TYPE VI-District Level Support
Structures must be provided to build parent capacity that is well-defined and where meaningful participation such as dialogue, empowerment and action are critical components of educational reform. This mid-level structure will be fully funded and led by parent councils that will:
• Provide parents with training and capacity building opportunities to effectively engage in school reform at the local and district level.
• Provide parents with information and resources to meet the needs of the whole child.
• Enable parents to support students and schools programs.
We acknowledge that in Epstein’s six types of parent involvement does engage the issue of parent participation at the district level, including the establishment of “independent advocacy groups” that will serve to lobby for school reform and improvements (National Network for Partnership in Schools, 2006).
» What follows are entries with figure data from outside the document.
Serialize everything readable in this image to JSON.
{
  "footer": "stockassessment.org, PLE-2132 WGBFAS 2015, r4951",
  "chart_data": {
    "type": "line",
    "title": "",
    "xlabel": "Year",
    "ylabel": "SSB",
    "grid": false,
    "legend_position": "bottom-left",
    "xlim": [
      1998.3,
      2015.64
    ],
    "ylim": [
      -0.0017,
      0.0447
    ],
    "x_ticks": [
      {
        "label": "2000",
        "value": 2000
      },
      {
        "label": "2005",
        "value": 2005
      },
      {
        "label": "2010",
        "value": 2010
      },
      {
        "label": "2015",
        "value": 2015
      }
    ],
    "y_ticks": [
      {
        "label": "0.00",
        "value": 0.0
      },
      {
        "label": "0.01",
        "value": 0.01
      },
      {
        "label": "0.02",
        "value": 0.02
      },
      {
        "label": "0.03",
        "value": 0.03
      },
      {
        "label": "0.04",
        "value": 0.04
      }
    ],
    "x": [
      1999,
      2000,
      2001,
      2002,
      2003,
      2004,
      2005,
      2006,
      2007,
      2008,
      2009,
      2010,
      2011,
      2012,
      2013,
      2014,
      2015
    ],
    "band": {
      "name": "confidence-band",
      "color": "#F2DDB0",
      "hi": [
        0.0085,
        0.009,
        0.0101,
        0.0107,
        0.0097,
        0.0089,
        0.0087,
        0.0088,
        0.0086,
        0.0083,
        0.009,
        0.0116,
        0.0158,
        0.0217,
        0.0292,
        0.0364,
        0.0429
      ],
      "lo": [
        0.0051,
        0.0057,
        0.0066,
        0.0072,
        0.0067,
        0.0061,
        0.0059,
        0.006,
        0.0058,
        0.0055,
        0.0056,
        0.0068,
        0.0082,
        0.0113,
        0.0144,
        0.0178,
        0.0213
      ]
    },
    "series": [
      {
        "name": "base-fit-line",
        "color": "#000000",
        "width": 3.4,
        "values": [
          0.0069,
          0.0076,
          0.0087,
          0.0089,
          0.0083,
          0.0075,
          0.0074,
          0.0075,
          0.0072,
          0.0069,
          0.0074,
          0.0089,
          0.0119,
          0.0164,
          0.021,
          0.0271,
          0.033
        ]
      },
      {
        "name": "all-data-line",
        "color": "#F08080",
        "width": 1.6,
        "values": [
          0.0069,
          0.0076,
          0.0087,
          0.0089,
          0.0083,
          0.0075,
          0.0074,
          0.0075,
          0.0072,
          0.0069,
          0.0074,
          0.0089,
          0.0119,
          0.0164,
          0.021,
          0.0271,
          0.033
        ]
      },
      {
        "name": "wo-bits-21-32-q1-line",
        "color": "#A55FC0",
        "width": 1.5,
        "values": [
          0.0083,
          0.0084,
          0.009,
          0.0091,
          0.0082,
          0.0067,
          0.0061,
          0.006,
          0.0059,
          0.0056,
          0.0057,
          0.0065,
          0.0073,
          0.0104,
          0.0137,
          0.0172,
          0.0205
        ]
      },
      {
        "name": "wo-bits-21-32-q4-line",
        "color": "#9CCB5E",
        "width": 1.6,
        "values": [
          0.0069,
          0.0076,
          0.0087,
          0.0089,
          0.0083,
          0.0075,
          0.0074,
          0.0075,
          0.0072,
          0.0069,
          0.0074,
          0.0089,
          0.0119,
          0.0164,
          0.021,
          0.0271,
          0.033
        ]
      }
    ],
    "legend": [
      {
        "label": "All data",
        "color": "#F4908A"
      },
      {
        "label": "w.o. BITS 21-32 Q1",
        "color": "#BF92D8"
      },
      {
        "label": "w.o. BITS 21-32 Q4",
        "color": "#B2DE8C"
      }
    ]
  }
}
Our type 6 aligns loosely with Epstein’s type 5 of parental involvement.
TYPE VII- Friendly Schools Atmosphere
Schools will post welcome signs throughout the school in many languages including Eng-lish. The staff of each school will provide mandatory customer service every year for the entire school. Parents will be asked to fill out a survey on services render.
A friendly school atmosphere was also left out of Epstein’s six keys that were adopted by the State of California. The number one complaint in urban schools from parents is that the school staff is rude and unfriendly. This is the major reason parents give for not participating or volunteering at local schools.